Tamil Nadu might have been ahead of most States when it comes to the mid-day meal scheme, not only as the pioneer of the programme but also in setting standards. But the recent tragedy at Neyveli calls for a recheck at the state of affairs at the grassroots.
One of the main requirements under the mid-day meal scheme has been clean kitchen sheds for cooking and storage. But at the moment, thousands of schools still do not have kitchens. In a number of schools, classrooms are used as kitchens.
As per the Rashatriya Madhayamic Shikasha Abhiyan’s (RMSA) report of 2012-13, as many as 2,918 schools in the State do not have kitchens. In Vellore district alone, 231 schools still do not have kitchens.

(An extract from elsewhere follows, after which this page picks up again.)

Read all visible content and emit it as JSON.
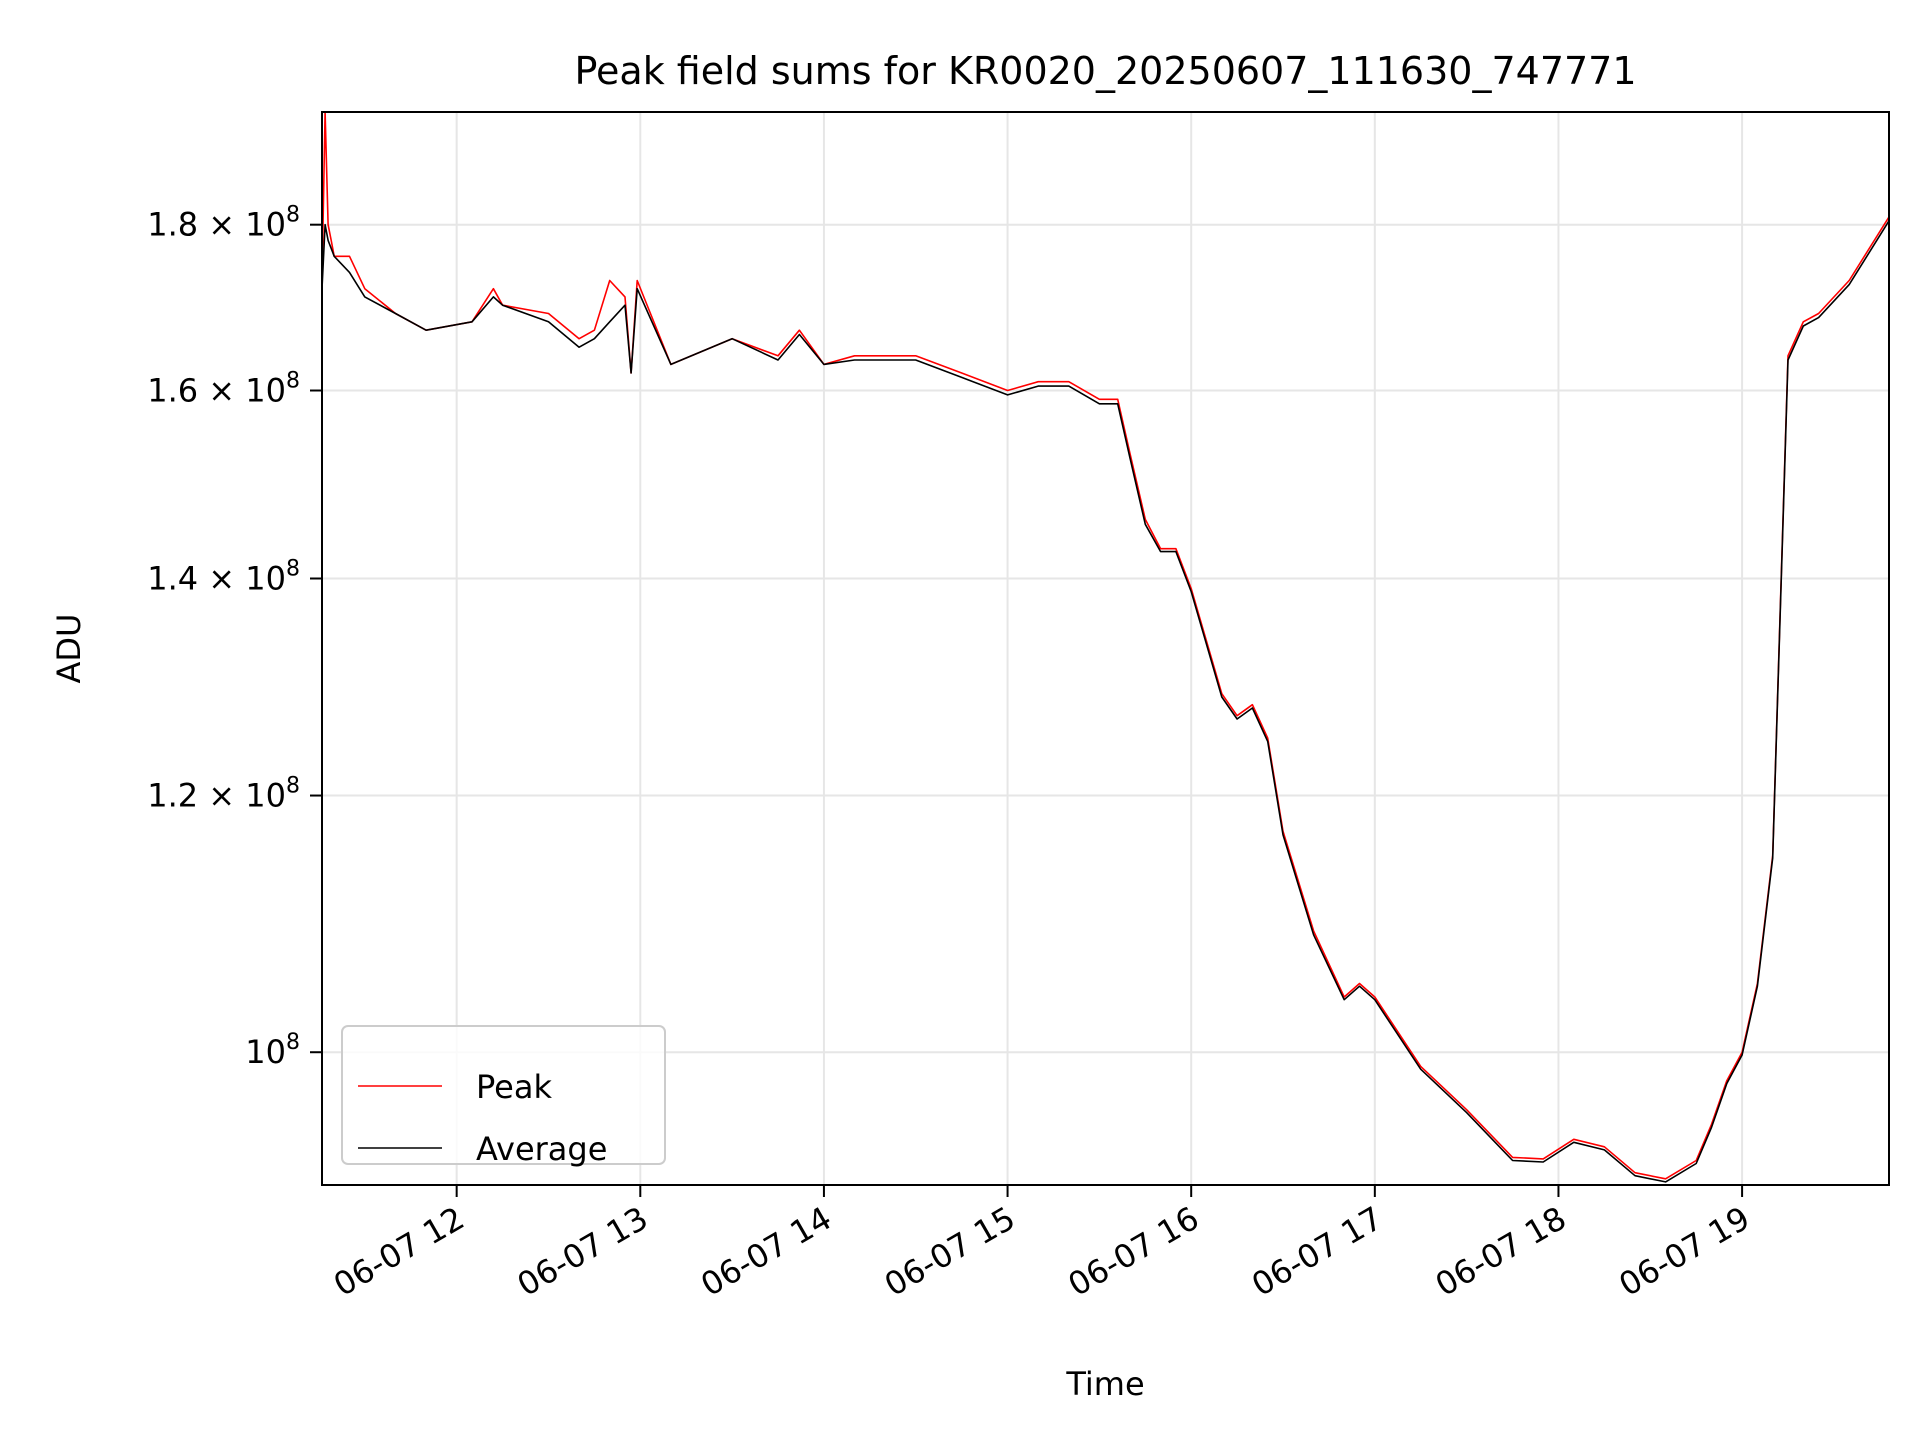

According to a primer on the mid-day meal schemes submitted by economists and social activists part of the right to food campaigns, “Kitchen sheds are vital from the point of view of safety — to avoid contamination, fires, and accidents. There should be protection from smoke through chimneys, smokeless chulhas and exhaust fans. Storage facilities are a must to protect against rodents and infestation.”
A review mission on Mid-Day Meal Scheme in TN undertaken by the Union Ministry of Human Resource Development in November 2011 found that a large number of kitchen-cum-stores sanctioned by the Central government are yet to be constructed. It also pointed out that in National Child Labour Project Schools in the State, as kitchens are not available, food is cooked under sun shades and in corridors.
Other districts with a large number of such schools include Villupurum, Thirunelveli, Thiruvannamalai, Kancheepurum, and Thanjavur.